Let’s make second charge lending as normal as walking into a high street bank
Jade Keval, sales director at Somo Bridging, discusses why second charge loans are ideal for people wishing to raise funds for all business purposes and why all borrowers should know about this lending option.

With mortgage interest rates quickly rising and house sales slowing, landlords and homeowners are increasingly finding themselves in a position where they want to access cash while wishing to hold onto their fixed rate mortgage or buy-to-let deal.
Second charge loans are the perfect solution.
We’ve seen a surge of people needing cash for a multitude of business uses from paying off business debts and refurbishing properties to expanding portfolios and paying tax bills.
And second charges have freed up equity while helping clients hold onto their existing, first charge, loans.
Furthermore, they’re easier to access than secured loans and can be quick to complete – we’ve just completed a second charge loan in 20 working days.
So why aren’t more brokers and intermediaries using them?
Second charge is a niche market and there’s still much education to be done around this type of loan. But they’re ideal for people wishing to raise funds for all business purposes and borrowers should know about this lending option.
The typical monthly interest payments on buy-to-let mortgages have soared by an average 75.7% in the past year, and landlords making a full mortgage repayment each month have seen an increase of 31.6%.
As interest rates increase and loan costs get higher, it is likely to make 2023 a year of homeowners and landlords staying put and utilising their existing equity for business uses.

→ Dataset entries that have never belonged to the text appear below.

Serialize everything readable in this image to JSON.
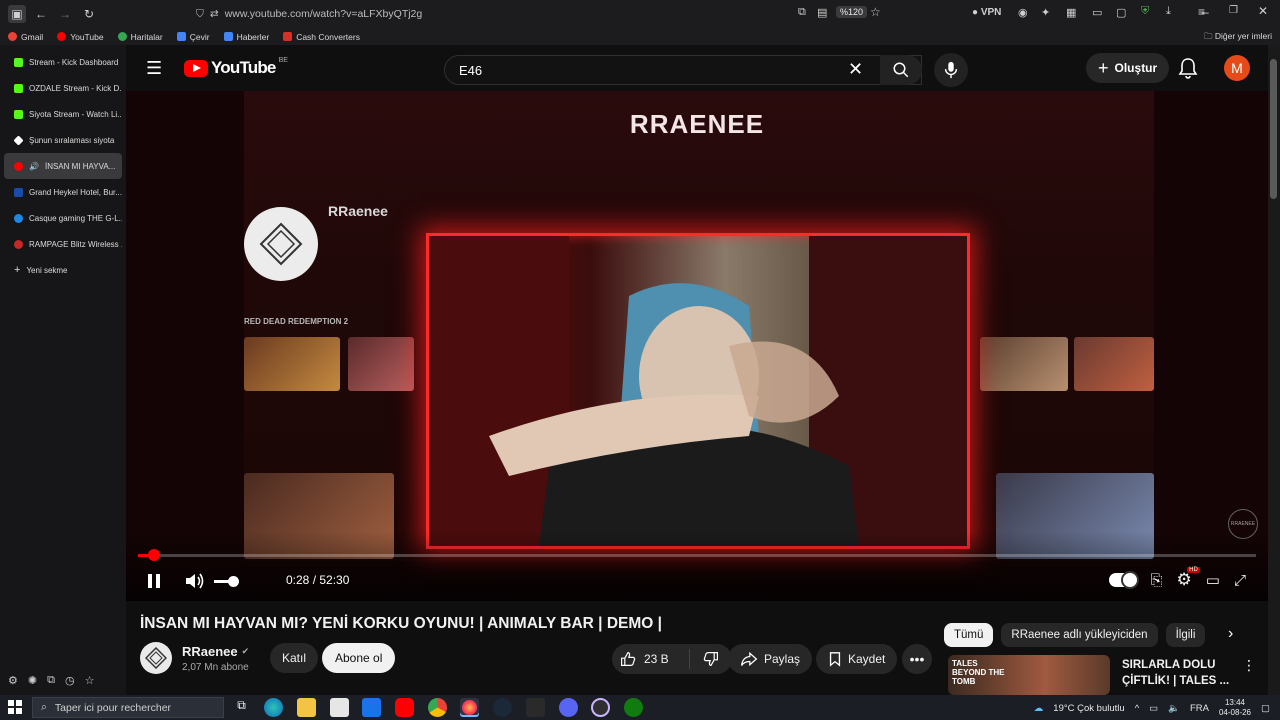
{
  "browser": {
    "url": "www.youtube.com/watch?v=aLFXbyQTj2g",
    "zoom": "%120",
    "vpn_label": "VPN",
    "bookmarks": [
      {
        "label": "Gmail",
        "color": "#ea4335"
      },
      {
        "label": "YouTube",
        "color": "#ff0000"
      },
      {
        "label": "Haritalar",
        "color": "#34a853"
      },
      {
        "label": "Çevir",
        "color": "#4285f4"
      },
      {
        "label": "Haberler",
        "color": "#4285f4"
      },
      {
        "label": "Cash Converters",
        "color": "#d93025"
      }
    ],
    "other_bookmarks": "Diğer yer imleri"
  },
  "sidebar": {
    "tabs": [
      {
        "label": "Stream - Kick Dashboard",
        "color": "#53fc18",
        "active": false
      },
      {
        "label": "OZDALE Stream - Kick D...",
        "color": "#53fc18",
        "active": false
      },
      {
        "label": "Siyota Stream - Watch Li...",
        "color": "#53fc18",
        "active": false
      },
      {
        "label": "Şunun sıralaması siyota",
        "color": "#ffffff",
        "active": false
      },
      {
        "label": "İNSAN MI HAYVA...",
        "color": "#ff0000",
        "active": true
      },
      {
        "label": "Grand Heykel Hotel, Bur...",
        "color": "#1a4ba8",
        "active": false
      },
      {
        "label": "Casque gaming THE G-L...",
        "color": "#1e88e5",
        "active": false
      },
      {
        "label": "RAMPAGE Blitz Wireless ...",
        "color": "#c62828",
        "active": false
      }
    ],
    "new_tab": "Yeni sekme"
  },
  "header": {
    "logo_text": "YouTube",
    "country": "BE",
    "search_value": "E46",
    "create_label": "Oluştur",
    "avatar_letter": "M"
  },
  "player": {
    "banner_channel": "RRAENEE",
    "mini_channel": "RRaenee",
    "mini_section": "RED DEAD REDEMPTION 2",
    "current_time": "0:28",
    "duration": "52:30",
    "time_display": "0:28 / 52:30",
    "progress_fraction": 0.009,
    "volume_fraction": 0.3,
    "watermark": "RRAENEE"
  },
  "video": {
    "title": "İNSAN MI HAYVAN MI? YENİ KORKU OYUNU! | ANIMALY BAR | DEMO |",
    "channel_name": "RRaenee",
    "subscribers": "2,07 Mn abone",
    "join_label": "Katıl",
    "subscribe_label": "Abone ol",
    "likes": "23 B",
    "share_label": "Paylaş",
    "save_label": "Kaydet"
  },
  "related": {
    "chips": [
      {
        "label": "Tümü",
        "selected": true
      },
      {
        "label": "RRaenee adlı yükleyiciden",
        "selected": false
      },
      {
        "label": "İlgili",
        "selected": false
      }
    ],
    "first_video_title": "SIRLARLA DOLU ÇİFTLİK! | TALES ...",
    "thumb_text": "TALES BEYOND THE TOMB"
  },
  "taskbar": {
    "search_placeholder": "Taper ici pour rechercher",
    "weather": "19°C Çok bulutlu",
    "language": "FRA",
    "time": "13:44",
    "date": "04-08-26"
  },
  "colors": {
    "accent": "#ff0000",
    "yt_bg": "#0f0f0f",
    "button_bg": "#272727"
  }
}
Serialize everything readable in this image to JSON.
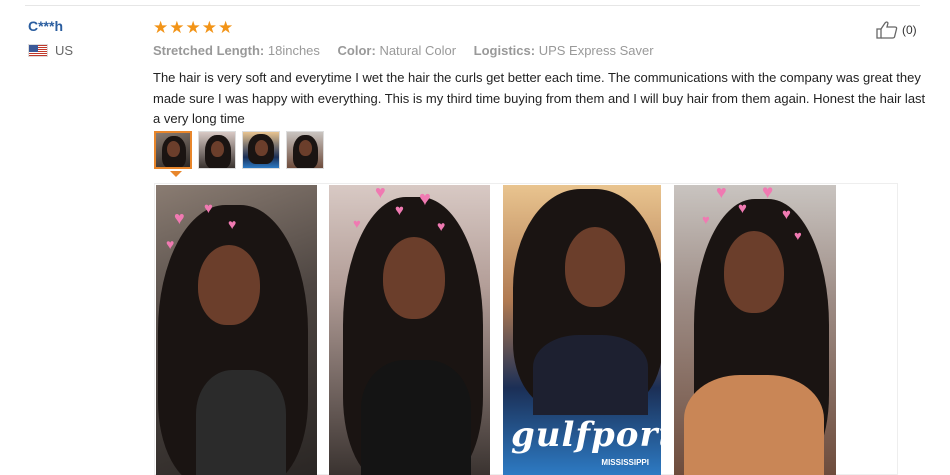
{
  "reviewer": {
    "name": "C***h",
    "country": "US",
    "flag_icon": "us-flag-icon"
  },
  "rating": {
    "stars": 5,
    "max": 5,
    "color": "#f29418"
  },
  "helpful": {
    "icon": "thumbs-up-icon",
    "count_label": "(0)"
  },
  "specs": [
    {
      "label": "Stretched Length:",
      "value": "18inches"
    },
    {
      "label": "Color:",
      "value": "Natural Color"
    },
    {
      "label": "Logistics:",
      "value": "UPS Express Saver"
    }
  ],
  "review_text": "The hair is very soft and everytime I wet the hair the curls get better each time. The communications with the company was great they made sure I was happy with everything. This is my third time buying from them and I will buy hair from them again. Honest the hair last a very long time",
  "thumbnails": {
    "count": 4,
    "selected_index": 0
  },
  "photos": {
    "count": 4,
    "photo3_caption": "gulfport",
    "photo3_subcaption": "MISSISSIPPI"
  },
  "colors": {
    "username": "#2a5d9f",
    "accent": "#e8862b"
  }
}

What’s more, in 2022, borrowers took out almost £2bn in second charge loans and brokers should assume that if homeowners stay put and carry out renovations during this time of instability, this figure is likely to significantly increase.
This means for brokers, there is lots of business to be won through second charge lending. Knowledge of it is paramount if they are to reap the rewards. Brokers should have second charge loans as part of their arsenal, as they can make a great point of difference. Borrowers should be asking for them.
We need to double down on educating borrowers on the benefits (and risks) of second charge loans so borrowers can make a considered decision that could release equity and maintain their mortgage status.
A recent trend report says that, in our industry, the average portion of second charge lending stands at 13.7% of the business. But at Somo, it counts for around 50% of lending as it has been designed for almost any borrower profile, circumstance and scenario. This is why we feel we have the knowledge and expertise to put our heads above the parapet and advocate for it.
It's our hope that in five years’ time, we’ll live in a world where second charge lending is standard and is as common as going to a high street bank to raise funds.
Til then, we’ll continue in our quest to raise awareness of the solutions that second charge loans bring.